Les moins enthousiastes sont proches de l'UDC, avec 20% de rejet. Ceux-ci sont néanmoins plus de trois quarts à approuver le projet. Les sympathisants socialistes sont eux très largement favorables au texte, bien que leur parti prône officiellement son rejet. Sur le principe, le PS est évidemment favorable à l'augmentation des impôts pour les multinationales, mais il s'oppose surtout à la clé de répartition des recettes supplémentaires qui, selon lui, ne profitera pas à l'ensemble de la population.
...et de Genève à Saint-Gall en passant par Lugano
Toutes les régions linguistiques sont à la même enseigne et soutiennent très largement la mise en oeuvre du projet de l'OCDE et du G20 sur l'imposition des grands groupes d'entreprises. En Suisse romande et en Suisse italienne, l'opposition au texte est quasi insignifiante (< 10% de non). En Suisse alémanique, le rejet est légèrement plus important mais reste extrêmement faible.
Pour l'heure, ce sont les jeunes ainsi que les personnes ayant un niveau de formation élémentaire qui sont les moins convaincues. Cependant, même dans ces catégories, l'approbation du projet atteint presque 80%. Il est toutefois fort probable que le non grappille quelques points au cours de la campagne, une grande partie des personnes interrogées n'étant pas encore certaines de leur choix, note gfs.bern.
Large soutien pour la loi Covid, sauf à l'UDC
Comme lors des deux précédents référendums, un large front politique s'est constitué en faveur de la loi Covid-19. Les sympathisants des Verts, du PS, des Vert'libéraux, du Centre et du PLR se déclarent ainsi nettement favorables à la prolongation de cette législation qui permet notamment de réinstituer rapidement des mesures sanitaires en cas de nécessité ainsi que de continuer à promouvoir le développement des médicaments contre le coronavirus.

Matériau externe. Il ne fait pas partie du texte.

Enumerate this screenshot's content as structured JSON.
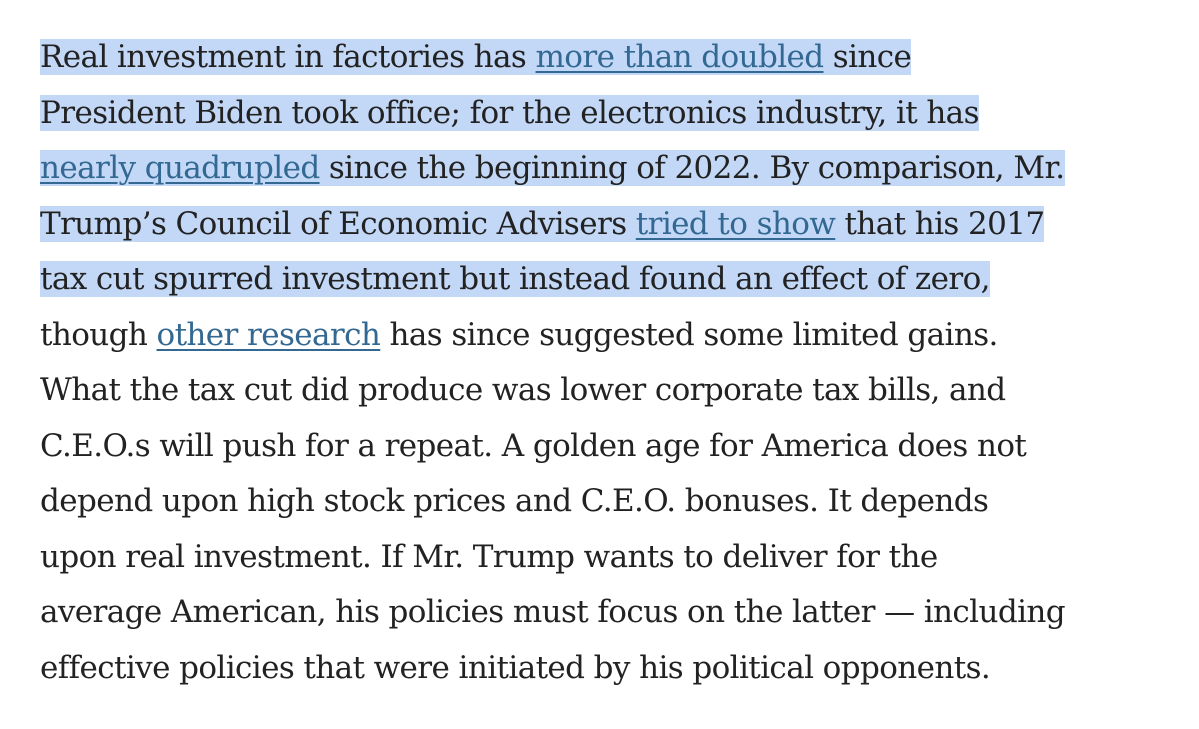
{
  "article": {
    "p1": "Real investment in factories has ",
    "link_doubled": "more than doubled",
    "p2": " since",
    "l2": "President Biden took office; for the electronics industry, it has",
    "link_quadrupled": "nearly quadrupled",
    "p3": " since the beginning of 2022. By comparison, Mr.",
    "p4": "Trump’s Council of Economic Advisers ",
    "link_tried": "tried to show",
    "p5": " that his 2017",
    "l5": "tax cut spurred investment but instead found an effect of zero,",
    "p6": "though ",
    "link_research": "other research",
    "p7": " has since suggested some limited gains.",
    "l7": "What the tax cut did produce was lower corporate tax bills, and",
    "l8": "C.E.O.s will push for a repeat. A golden age for America does not",
    "l9": "depend upon high stock prices and C.E.O. bonuses. It depends",
    "l10": "upon real investment. If Mr. Trump wants to deliver for the",
    "l11": "average American, his policies must focus on the latter — including",
    "l12": "effective policies that were initiated by his political opponents."
  },
  "colors": {
    "text": "#222222",
    "link": "#326891",
    "highlight": "#c3d8f7"
  }
}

L'UDC est le seul grand parti à avoir pris fait et cause pour le référendum, lancé par plusieurs mouvements opposés aux mesures sanitaires comme Mass-Voll et les Amis de la Constitution. Pour eux, il faut mettre un terme à la loi Covid-19 car elle est inutile et bafoue les droits fondamentaux. Ces arguments convainquent une majorité des proches de l'UDC (60%) et une importante minorité de l'électorat indépendant (40%). Le oui au texte est néanmoins majoritaire chez les sans-partis (54% de oui).

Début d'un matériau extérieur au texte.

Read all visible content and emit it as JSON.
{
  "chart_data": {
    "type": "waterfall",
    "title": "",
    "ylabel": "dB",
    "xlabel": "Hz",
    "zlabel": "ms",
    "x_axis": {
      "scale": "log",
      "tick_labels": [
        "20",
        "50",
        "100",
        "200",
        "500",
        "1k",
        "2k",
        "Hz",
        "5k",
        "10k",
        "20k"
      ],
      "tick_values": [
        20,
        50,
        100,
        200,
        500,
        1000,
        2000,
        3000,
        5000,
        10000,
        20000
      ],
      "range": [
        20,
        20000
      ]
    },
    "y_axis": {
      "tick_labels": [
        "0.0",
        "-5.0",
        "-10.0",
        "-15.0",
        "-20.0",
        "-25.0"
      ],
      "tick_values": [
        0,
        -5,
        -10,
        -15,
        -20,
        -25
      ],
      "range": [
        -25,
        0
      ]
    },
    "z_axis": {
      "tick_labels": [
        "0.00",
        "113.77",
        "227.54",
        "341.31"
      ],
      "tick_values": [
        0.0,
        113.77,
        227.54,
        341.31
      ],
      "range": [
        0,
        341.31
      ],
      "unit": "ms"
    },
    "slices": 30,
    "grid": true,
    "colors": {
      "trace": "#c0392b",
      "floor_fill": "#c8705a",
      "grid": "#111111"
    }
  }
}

Plus on est vieux et bien formé, plus on dit oui
Une nouvelle fois, les trois régions linguistiques devraient appuyer la loi Covid-19. C'est en Suisse alémanique que l'opposition au texte est la plus marquée. En Suisse romande, bien que le rejet du texte soit plus faible que de l'autre côté de la Sarine, le oui est un peu moins franc, traduisant une hésitation légèrement plus importante au sein de l'électorat francophone.

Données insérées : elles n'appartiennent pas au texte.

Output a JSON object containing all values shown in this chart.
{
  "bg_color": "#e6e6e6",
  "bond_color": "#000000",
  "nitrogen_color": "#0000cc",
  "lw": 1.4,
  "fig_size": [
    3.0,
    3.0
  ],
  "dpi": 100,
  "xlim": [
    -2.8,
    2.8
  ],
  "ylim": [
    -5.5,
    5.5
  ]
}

Si l'on en croit le sondage de gfs.bern, les femmes sont un peu plus favorables au texte que les hommes. En règle générale, l'approbation de la loi Covid-19 augmente avec l'âge et avec le niveau de formation des personnes sondées. Malgré cela, même dans les catégories où les arguments des opposants portent le plus, le oui reste très largement majoritaire.
Didier Kottelat
Méthode
Première session de l’enquête Trend SRG-SSR sur les votations du 18 juin 2023, réalisée par l’Institut de recherche gfs.bern entre le 25 avril et le 7 mai 2023 auprès de 11'536 titulaires du droit de vote. La plage d’erreur statistique est donc de +/- 2,8 points de pourcentage.